Deux personnages. Deux voix.

- Comme d'habitude s'il vous plait. Je m'installai à ma table habituelle au Renouveau, un petit bar

-café pas vraiment populaire de la Rue Principale, tout près de mon lycée. Le barman déposa un cappuccino devant moi et je sortis un livre. Je mange très rarement les midis. Je préfère rester ici à lire, seule dans cet endroit calme, jusqu'à l'heure de retourner en cours. Je prend le bus pour venir jusqu'au lycée, et comme le trajet dure plusieurs minutes, je préfère rester près du lycée que rentrer chez moi.

Ma mère travaille et ne peut donc pas passer me chercher. J'ai donc pris ces habitudes depuis deux ans, depuis que je suis entrée au lycée. J'ai dix-sept ans et je viens d'entrer en terminale. J'aime la solitude, c'est pour cela que je viens toujours seule ici, sans mes amis. En fait, je n'ai pas vraiment d'amis, ni dans mon lycée, ni en dehors. Selon moi, je n'ai jamais eu besoin de quelqu'un pour m'aider à avancer, ou pour m'aider tout simplement. Ça a toujours été mon choix, de m'éloigner de tout le monde.

J'ai un passé plutôt lourd et j'ai appris à avancer seule depuis quelques temps. Je sais que si je m'attache de trop à une personne, elle va vouloir se rapprocher de moi et en savoir plus sur ma vie. Les seules personnes qui savent, sont les membres de ma famille. Mais ils ne savent que l'histoire, pas mes sentiments. Mes sentiments sont quelque chose de très secret, et que je n'en ai jamais fais part à personne.

Je me suis dirigée vers le barman pour commander un autre cappuccino et j'ai sentis un regard posé sur moi. Le même gars que d'habitude était assis au bar avec un café et me regardait. Je le vois souvent ici. Quelques fois il est seul, d'autres fois, non.

Aujourd'hui, personne ne lui tenait compagnie. J'ai souvent remarqué qu'il me regardait. Longuement. Il était vraiment très beau et devait avoir une vingtaine d'années. Même de loin, je pouvais voir ses magnifiques yeux très clairs me fixer avec une intensité remarquable.

Je n'avais pas la moindre idée de pourquoi j'avais l'air de l'intéresser. Je n'avais rien qui pourrait intéresser qui que ce soit. J'étais une fille à l'apparence plutôt banale et simple. Je ne mettais pas de vêtements extravagants, seulement de simples jeans et des tee-shirts sans marques, et je ne me maquillais pas. J'étais plutôt mince, assez grande et j'avais de longs cheveux bruns. Tout était fait pour que personne ne me remarque et pour que je puisse passer inaperçue. Mais visiblement, ça n'avait pas l'air de marcher avec lui depuis plusieurs jours. Depuis la rentrée il y a deux semaines plus précisément. Peut-être me trouvait-il tout simplement bizarre, cette éventualité étant sûrement la plus probable. J'avais repris mon occupation quand je sentis une présence près de moi.

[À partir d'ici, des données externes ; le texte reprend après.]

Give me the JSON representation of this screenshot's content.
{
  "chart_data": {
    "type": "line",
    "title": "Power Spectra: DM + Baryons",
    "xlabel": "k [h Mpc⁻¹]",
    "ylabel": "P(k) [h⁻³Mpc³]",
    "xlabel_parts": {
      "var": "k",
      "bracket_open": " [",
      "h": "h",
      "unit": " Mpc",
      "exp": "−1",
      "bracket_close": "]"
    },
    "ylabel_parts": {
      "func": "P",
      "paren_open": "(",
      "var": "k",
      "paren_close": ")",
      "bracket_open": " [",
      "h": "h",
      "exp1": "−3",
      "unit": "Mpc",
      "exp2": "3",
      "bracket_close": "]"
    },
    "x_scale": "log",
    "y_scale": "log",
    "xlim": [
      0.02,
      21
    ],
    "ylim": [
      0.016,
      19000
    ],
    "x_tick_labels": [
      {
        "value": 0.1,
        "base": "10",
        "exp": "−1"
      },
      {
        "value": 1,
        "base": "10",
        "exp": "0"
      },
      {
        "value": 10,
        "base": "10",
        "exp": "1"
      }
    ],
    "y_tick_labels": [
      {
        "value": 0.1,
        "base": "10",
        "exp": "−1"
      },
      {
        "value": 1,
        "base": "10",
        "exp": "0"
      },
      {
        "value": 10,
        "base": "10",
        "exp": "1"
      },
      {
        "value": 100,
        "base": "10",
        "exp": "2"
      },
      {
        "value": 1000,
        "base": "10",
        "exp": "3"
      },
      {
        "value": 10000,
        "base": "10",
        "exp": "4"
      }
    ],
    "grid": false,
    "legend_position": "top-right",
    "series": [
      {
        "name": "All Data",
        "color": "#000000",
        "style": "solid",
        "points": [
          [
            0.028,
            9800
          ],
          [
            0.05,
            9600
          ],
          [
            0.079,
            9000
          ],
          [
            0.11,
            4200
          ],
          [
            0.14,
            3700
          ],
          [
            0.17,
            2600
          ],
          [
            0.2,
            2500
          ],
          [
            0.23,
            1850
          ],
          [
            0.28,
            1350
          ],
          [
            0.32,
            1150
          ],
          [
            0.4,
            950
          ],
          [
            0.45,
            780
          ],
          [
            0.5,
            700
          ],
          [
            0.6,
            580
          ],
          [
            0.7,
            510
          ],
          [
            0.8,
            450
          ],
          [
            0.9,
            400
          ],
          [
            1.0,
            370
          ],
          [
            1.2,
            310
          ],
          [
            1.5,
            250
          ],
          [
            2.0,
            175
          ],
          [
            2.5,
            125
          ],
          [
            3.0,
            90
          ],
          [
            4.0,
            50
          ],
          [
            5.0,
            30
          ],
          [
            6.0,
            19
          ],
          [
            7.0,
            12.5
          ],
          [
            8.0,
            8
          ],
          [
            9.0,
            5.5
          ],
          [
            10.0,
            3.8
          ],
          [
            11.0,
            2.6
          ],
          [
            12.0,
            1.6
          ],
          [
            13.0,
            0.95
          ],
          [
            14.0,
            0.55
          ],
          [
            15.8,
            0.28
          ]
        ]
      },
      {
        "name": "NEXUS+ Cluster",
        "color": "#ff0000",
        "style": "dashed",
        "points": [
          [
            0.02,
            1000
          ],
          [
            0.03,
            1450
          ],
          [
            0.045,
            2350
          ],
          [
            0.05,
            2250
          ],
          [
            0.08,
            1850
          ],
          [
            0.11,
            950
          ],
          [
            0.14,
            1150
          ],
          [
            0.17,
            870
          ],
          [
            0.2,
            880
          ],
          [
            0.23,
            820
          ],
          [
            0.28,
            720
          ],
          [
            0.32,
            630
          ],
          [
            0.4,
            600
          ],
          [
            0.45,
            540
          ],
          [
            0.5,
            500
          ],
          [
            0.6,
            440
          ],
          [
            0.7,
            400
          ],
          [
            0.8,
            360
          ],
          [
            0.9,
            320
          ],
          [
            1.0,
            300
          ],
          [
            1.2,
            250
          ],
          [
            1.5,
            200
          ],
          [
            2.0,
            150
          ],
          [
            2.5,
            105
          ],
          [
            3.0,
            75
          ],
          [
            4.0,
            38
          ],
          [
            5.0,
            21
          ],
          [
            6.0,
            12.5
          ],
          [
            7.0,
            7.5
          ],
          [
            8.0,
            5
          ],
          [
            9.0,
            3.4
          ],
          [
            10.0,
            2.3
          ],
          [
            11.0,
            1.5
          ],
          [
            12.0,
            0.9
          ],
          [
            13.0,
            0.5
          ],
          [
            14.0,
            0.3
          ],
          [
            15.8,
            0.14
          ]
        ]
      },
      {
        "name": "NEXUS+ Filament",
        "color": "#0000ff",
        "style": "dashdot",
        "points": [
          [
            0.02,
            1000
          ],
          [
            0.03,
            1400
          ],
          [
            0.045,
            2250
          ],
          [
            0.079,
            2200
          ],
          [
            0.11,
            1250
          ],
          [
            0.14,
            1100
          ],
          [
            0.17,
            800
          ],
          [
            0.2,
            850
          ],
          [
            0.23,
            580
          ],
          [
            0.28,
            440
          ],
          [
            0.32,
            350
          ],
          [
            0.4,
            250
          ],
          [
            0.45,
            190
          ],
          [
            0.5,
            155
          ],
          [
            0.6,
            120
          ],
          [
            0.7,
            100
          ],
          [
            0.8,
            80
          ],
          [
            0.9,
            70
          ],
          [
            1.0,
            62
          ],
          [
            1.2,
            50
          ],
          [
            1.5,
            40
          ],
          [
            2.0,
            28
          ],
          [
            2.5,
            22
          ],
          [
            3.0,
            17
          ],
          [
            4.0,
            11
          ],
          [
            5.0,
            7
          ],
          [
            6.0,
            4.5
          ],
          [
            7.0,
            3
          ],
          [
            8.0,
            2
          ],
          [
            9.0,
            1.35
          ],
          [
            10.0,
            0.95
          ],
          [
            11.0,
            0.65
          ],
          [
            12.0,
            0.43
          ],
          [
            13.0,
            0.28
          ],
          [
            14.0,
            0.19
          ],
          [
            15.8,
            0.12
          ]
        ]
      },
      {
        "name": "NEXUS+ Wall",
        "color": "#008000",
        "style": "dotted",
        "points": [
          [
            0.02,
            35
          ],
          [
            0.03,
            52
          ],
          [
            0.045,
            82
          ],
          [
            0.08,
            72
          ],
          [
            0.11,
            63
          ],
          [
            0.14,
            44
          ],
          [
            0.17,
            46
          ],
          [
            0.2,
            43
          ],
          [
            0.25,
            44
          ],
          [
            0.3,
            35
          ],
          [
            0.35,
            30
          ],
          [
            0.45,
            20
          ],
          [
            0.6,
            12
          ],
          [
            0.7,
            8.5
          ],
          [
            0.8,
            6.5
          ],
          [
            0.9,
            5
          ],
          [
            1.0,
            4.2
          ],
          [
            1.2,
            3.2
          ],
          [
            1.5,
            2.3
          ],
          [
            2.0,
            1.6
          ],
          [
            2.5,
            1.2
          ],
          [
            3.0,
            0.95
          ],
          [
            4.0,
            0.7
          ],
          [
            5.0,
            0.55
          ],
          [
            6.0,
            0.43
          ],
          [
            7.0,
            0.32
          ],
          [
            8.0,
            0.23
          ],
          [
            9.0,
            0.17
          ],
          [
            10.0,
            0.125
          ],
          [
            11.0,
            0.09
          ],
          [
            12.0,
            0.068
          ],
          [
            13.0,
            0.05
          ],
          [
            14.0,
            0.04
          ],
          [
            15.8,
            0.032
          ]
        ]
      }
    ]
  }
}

- Je peux m'asseoir ? Ses yeux étaient donc bleus. D'un bleu si clair et si profond que cela me perturbait beaucoup. Son regard si vif, et si mystérieux m'a d'ailleurs immobilisée durant un instant. Un instant très court qu'il a sans doute remarqué puisqu'un sourire amusé et sublime s'est dessiné sur son visage. Comme je ne répondais pas, il a tiré la chaise et s'est installé, sans mon autorisation.

- Comment tu t'appelles ? Je me suis contentée de reprendre ma lecture en éludant volontairement sa question.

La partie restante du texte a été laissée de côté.